L’année 1705 est un moment de reprise de sa vie et de son œuvre
En 1705, après cette difficile retraite de remise en cause, Claude Poullart repart sur de nouvelles bases. Non, il ne s’est pas trompé ; non, il n’a pas été trompé. Mais son projet doit prendre de nouvelles assises. Pour durer justement, il ne doit pas vouloir le mener seul.
Si les difficultés qu’il doit affronter sont permises par Dieu, Claude les aborde avec cette patience qui en fait une suite du Christ sur son chemin de croix. « Celui qui veut venir après moi, qu’il prenne sa croix et qu’il me suive » : croix du travail quotidien, croix de porter la responsabilité d’orienter les autres, croix du doute et de l’incertitude, croix du manque de moyens, croix de la souffrance et de la maladie.
L’exigence du service des pauvres
Jésus avait averti ses disciples : « Des pauvres, vous en aurez toujours parmi vous ! » Pour les servir comme il se doit, il faut élargir le cadre de la réponse. Pour continuer la formation des séminaristes pauvres, il faut une organisation plus forte que la « maison de charité » de la rue des Cordeliers où il est seul au milieu de jeunes dont le nombre augmente sans cesse. Ce service exige, pour se poursuivre solidement, des hommes, des lieux, des règlements. Son effort, maintenant, sera de pourvoir à tout cela d’une façon désintéressée. Il comprend que la solution est dans la constitution d’une communauté de formation : les Messieurs du Saint-Esprit deviendront société et congrégation.
Il lui faut des prêtres formateurs, car il n’est encore qu’au milieu de sa théologie, tonsuré mais pas encore dans les ordres majeurs. Même son humilité ne doit pas l’empêcher de demander les saints ordres. Il va demander le sous-diaconat dès que possible, et prévoir le diaconat et la prêtrise. En attendant il lui faut immédiatement des collaborateurs prêtres. Il en sollicite trois qui vont le rejoindre assez rapidement : Jacques-Hyacinte Garnier (Rennes, 2e supérieur), Jean Le Roy (Quimper) et Michel-Vincent Le Barbier (Rennes, premier prêtre spiritain rappelé en juin 1709). Il prend aussi Pierre Caris comme membre de la communauté, qui en sera le « père spirituel et temporel ».
Voilà constituée la base d’une équipe de formateurs pour ce séminaire.

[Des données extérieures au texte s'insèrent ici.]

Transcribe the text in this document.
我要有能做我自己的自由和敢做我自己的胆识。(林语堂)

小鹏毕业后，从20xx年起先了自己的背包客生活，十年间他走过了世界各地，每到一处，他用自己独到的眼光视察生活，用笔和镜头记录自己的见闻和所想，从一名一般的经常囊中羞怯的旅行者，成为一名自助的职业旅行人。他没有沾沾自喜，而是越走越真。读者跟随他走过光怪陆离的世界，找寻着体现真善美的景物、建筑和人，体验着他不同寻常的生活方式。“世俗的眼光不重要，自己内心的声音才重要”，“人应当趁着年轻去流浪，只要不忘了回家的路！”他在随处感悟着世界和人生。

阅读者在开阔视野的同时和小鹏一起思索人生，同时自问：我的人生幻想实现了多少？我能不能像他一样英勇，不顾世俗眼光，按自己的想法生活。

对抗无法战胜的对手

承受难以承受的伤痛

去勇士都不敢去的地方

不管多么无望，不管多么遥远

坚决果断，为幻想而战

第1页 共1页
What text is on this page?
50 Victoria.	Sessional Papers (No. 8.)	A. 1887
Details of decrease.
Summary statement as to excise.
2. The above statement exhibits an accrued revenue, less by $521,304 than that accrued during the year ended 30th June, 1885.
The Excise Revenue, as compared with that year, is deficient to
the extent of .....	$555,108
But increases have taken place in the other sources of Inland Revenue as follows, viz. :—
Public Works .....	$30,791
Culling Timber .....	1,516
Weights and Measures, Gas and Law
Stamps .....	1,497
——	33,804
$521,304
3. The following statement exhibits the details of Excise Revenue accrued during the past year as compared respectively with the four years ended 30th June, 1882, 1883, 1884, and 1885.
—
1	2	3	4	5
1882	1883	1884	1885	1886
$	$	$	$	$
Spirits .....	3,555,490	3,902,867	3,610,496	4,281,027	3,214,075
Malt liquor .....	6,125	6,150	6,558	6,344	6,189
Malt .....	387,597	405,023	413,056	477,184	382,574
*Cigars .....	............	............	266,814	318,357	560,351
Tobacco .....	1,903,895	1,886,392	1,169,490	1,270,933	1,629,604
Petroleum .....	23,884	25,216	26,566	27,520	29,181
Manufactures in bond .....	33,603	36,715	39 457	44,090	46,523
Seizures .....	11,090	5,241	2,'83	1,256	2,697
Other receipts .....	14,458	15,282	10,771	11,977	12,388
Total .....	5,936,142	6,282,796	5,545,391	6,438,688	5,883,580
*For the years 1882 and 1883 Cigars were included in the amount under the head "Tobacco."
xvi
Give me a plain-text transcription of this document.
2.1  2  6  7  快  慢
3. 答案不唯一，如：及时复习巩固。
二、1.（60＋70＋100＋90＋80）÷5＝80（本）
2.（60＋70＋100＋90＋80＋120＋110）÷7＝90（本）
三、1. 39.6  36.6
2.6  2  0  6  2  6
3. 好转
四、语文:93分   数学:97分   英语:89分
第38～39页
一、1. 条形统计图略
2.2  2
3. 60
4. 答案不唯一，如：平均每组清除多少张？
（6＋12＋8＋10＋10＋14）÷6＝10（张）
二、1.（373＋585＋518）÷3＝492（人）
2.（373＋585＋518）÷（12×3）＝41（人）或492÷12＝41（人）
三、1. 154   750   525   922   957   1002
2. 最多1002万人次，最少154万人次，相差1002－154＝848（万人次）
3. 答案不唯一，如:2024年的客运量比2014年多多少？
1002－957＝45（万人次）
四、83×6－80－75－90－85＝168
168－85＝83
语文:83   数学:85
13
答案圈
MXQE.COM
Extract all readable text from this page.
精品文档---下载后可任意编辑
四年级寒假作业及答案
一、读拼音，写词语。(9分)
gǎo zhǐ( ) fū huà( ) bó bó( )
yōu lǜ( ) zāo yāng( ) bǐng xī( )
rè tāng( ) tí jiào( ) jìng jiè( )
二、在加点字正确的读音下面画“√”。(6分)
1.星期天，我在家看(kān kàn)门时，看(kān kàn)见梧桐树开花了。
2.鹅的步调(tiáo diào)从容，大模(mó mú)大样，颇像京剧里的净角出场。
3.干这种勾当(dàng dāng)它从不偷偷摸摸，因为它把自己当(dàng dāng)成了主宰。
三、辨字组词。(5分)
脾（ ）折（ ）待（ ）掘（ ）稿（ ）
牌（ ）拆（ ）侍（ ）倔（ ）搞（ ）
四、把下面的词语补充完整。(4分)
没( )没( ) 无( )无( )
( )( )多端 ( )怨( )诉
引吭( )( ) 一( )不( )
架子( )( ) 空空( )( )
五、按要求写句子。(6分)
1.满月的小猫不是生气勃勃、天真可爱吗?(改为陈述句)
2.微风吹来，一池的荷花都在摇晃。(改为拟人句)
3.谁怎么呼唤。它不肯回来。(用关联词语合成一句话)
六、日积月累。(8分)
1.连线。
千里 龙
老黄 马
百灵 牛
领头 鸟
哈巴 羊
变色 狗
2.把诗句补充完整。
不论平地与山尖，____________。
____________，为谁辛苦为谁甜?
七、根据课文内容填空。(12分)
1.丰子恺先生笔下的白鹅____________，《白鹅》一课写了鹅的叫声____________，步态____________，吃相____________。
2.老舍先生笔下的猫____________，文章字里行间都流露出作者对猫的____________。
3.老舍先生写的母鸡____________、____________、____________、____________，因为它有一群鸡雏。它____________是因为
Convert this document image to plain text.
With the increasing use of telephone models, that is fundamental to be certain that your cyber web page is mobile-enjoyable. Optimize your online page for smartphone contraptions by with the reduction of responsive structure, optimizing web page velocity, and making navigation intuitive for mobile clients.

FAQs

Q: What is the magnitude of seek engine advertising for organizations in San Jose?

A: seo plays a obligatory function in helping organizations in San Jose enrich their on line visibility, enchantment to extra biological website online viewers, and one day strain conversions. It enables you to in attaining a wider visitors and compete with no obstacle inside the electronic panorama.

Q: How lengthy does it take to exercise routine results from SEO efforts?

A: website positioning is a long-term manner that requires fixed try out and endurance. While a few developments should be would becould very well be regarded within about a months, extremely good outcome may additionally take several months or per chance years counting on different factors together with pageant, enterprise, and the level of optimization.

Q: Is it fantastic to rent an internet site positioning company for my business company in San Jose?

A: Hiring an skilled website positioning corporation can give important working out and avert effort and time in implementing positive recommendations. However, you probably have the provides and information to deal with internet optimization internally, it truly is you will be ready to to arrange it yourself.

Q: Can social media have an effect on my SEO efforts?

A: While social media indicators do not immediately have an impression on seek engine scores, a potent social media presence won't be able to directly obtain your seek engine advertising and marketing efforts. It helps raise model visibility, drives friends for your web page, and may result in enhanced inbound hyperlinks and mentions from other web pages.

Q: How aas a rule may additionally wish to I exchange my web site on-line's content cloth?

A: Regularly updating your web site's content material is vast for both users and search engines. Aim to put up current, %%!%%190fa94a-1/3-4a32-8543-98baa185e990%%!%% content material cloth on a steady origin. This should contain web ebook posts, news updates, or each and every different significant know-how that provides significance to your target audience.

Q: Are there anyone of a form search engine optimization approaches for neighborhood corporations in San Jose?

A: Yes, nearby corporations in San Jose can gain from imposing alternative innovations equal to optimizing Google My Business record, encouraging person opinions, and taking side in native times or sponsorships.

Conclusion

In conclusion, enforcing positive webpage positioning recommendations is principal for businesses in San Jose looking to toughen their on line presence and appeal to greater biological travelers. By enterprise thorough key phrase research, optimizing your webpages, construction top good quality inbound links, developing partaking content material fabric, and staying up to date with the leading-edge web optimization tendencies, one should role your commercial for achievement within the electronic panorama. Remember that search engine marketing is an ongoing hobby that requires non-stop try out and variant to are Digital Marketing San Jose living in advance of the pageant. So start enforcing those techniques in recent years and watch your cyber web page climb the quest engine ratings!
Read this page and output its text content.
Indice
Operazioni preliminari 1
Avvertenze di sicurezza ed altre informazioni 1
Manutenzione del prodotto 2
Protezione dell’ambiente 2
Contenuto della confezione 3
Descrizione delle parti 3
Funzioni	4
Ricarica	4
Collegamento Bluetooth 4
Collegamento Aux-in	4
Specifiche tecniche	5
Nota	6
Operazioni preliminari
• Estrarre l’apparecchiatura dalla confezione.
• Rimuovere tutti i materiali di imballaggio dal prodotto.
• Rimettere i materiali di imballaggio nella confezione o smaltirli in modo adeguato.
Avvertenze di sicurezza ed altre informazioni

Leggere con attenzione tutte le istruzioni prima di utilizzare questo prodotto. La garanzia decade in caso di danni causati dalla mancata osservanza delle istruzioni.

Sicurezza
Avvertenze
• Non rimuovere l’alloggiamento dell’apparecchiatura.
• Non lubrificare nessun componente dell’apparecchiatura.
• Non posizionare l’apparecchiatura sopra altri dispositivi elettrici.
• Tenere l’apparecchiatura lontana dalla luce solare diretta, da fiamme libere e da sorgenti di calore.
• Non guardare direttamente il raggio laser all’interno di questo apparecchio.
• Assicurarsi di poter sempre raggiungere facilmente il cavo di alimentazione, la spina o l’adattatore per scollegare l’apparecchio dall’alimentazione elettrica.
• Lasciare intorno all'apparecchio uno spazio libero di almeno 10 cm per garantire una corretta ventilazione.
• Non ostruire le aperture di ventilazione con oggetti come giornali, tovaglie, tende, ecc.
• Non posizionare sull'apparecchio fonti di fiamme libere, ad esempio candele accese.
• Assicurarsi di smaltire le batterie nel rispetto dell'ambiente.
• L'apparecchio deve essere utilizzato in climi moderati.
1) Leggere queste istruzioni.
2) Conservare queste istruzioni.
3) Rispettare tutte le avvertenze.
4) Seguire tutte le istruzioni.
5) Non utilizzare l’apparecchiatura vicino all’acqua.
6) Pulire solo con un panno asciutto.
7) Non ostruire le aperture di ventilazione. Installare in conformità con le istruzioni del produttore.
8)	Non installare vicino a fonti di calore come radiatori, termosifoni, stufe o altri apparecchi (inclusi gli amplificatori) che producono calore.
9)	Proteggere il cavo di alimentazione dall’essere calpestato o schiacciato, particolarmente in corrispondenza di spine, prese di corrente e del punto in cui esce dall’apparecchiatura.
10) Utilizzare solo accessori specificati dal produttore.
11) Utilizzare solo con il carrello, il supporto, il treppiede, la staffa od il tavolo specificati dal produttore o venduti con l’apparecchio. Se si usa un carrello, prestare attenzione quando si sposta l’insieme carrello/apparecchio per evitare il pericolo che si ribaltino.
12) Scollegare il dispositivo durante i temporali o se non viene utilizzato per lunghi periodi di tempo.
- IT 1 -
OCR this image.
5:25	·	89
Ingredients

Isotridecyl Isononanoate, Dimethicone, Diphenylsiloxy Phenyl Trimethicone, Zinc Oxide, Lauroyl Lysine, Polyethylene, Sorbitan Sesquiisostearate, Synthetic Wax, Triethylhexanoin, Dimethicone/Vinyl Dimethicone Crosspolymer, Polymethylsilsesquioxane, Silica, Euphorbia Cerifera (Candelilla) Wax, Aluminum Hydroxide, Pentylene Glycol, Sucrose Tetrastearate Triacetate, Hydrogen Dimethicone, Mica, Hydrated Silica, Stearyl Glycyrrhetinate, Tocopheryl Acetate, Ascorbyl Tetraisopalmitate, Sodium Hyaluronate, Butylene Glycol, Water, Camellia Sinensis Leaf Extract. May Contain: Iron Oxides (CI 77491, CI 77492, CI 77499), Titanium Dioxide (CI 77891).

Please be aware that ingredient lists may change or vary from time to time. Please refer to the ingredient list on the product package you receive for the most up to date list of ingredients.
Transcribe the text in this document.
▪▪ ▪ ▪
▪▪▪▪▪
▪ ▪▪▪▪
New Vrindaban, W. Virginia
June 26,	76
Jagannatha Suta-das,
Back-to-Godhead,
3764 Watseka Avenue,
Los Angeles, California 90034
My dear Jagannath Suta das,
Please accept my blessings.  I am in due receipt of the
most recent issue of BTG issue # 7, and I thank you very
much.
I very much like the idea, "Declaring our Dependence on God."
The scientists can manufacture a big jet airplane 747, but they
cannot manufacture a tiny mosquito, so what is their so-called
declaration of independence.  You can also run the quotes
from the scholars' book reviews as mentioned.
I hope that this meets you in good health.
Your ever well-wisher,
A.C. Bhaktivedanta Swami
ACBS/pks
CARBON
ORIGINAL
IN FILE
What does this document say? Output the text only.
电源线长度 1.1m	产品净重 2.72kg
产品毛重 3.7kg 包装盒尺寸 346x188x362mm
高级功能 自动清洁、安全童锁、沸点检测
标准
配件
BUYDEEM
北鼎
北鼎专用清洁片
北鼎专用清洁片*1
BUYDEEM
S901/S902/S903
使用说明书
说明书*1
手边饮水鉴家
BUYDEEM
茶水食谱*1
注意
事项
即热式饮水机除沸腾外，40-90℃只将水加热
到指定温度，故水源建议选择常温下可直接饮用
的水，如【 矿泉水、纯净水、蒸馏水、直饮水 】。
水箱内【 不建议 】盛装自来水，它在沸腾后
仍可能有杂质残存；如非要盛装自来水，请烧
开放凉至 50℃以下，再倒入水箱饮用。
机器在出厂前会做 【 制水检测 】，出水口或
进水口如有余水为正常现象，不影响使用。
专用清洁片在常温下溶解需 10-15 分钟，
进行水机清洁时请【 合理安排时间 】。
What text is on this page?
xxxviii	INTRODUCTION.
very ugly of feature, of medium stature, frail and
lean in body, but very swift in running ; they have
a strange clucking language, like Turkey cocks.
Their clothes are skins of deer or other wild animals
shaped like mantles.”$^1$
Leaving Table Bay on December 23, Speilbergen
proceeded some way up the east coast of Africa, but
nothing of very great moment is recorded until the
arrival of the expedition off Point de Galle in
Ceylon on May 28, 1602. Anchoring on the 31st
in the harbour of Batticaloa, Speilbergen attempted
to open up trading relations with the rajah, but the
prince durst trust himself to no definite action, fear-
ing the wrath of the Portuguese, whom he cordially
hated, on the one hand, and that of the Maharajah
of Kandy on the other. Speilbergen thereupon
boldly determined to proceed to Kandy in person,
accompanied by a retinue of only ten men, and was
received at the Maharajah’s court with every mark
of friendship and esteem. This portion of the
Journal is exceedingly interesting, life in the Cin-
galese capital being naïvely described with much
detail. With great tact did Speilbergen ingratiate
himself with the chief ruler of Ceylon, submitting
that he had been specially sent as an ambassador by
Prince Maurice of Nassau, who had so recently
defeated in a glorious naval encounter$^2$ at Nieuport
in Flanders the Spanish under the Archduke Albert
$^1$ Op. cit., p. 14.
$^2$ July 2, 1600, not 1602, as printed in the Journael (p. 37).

Si modestes que soient ces débuts, cette équipe constitue la première communauté des premiers « Messieurs du Saint-Esprit ».
C’est là que nous reconnaissons la véritable fondation d’un groupe apostolique de prêtres et de laïcs permanents (portier, tailleur, cuisiniers, etc.) qui sont une communauté au service de la formation de ces jeunes pauvres qui veulent être prêtres pour le service des paroisses pauvres et des lieux qui manquent de prêtres. C’est la véritable fondation de la congrégation du Saint-Esprit, mais Claude Poullart ne la constitue pas formellement en communauté car une telle fondation était encore officiellement interdite, par le décret royal de 1666.
Pour maîtriser un si grand projet il fallait aussi un lieu plus adapté que la maison du Gros Chapelet. Poullart des Places se met à la recherche d’un plus grand espace et dès la rentrée d’octobre il installe ses cinquante jeunes, rue Neuve-Saint-Étienne (rue Rollin) où il y a locaux et jardins. C’est juste hors les murs de Paris, mais tout près, puisqu’en dix minutes on rejoint Louis-le-Grand. Là, se forgera, de 1705 à 1709, l’esprit particulier de la formation que veut dispenser Poullart des Places.
Enfin il faut inscrire les pratiques particulières de cette communauté dans un règlement connu de tous et adapté au fur et à mesure des questions nouvelles que pose le développement de la maison. C’est Claude lui-même qui rédige ces « Règlements généraux et particuliers ». Nous en avons le manuscrit, avec ses corrections successives, où l’on perçoit le fruit de l’expérience et de la sagesse spirituelle d’une œuvre qui mûrit bien.